Wymusiła na Grekach katorżniczą oszczędność, otworzyła granice Europy migrantom, wspierała rozbudowę Nord Streamu. Te decyzje odchodzącej niemieckiej kanclerz wielu Europejczyków zapamięta na długo, ale patrzenie na 16 lat jej rządów wyłącznie przez pryzmat błędów, które popełniła, byłoby nieporozumieniem.
To, co w europejskiej polityce Angeli Merkel wychodziło najlepiej i co może sprawić, że Europa szybko za nią zatęskni, wiąże się ze sposobem zarządzania, u którego podstaw legło zamiłowanie niemieckiej przywódczyni do kompromisów. Przy czym nie jest jasne, czy bierze ono źródło w nieco flegmatycznej osobowości kanclerz i jej technokratycznej naturze, czy jest efektem pragmatycznej kalkulacji.

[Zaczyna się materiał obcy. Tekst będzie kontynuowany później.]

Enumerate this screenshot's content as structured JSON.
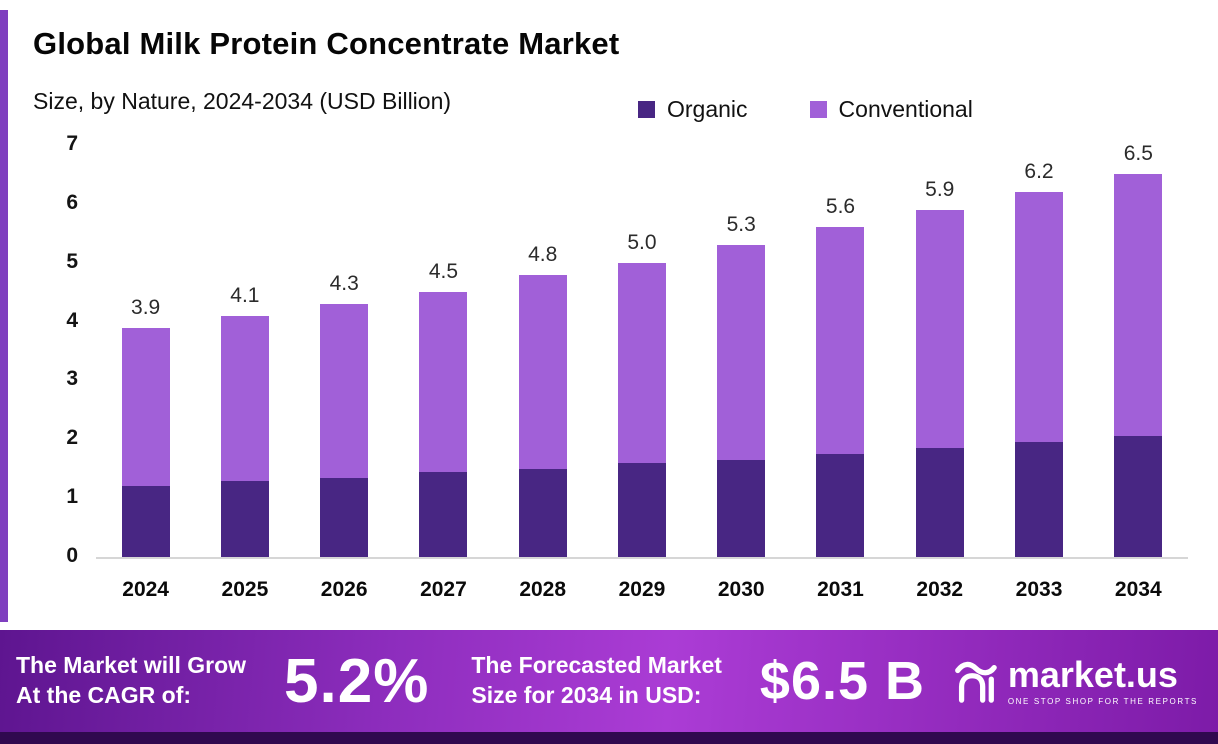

Ponoć słuchała cierpliwie, inwestowała dużo w osobiste relacje z innymi przywódcami, potrafiła wiele godzin spędzić na negocjacjach, ostrożnie ważyła słowa, przywiązywała wagę do szczegółów. Nikomu chyba tak dobrze nie szło zakulisowe rozstrzyganie sporów i waśni w UE jak Angeli Merkel. W zasadzie od początku rządów do samego ich końca.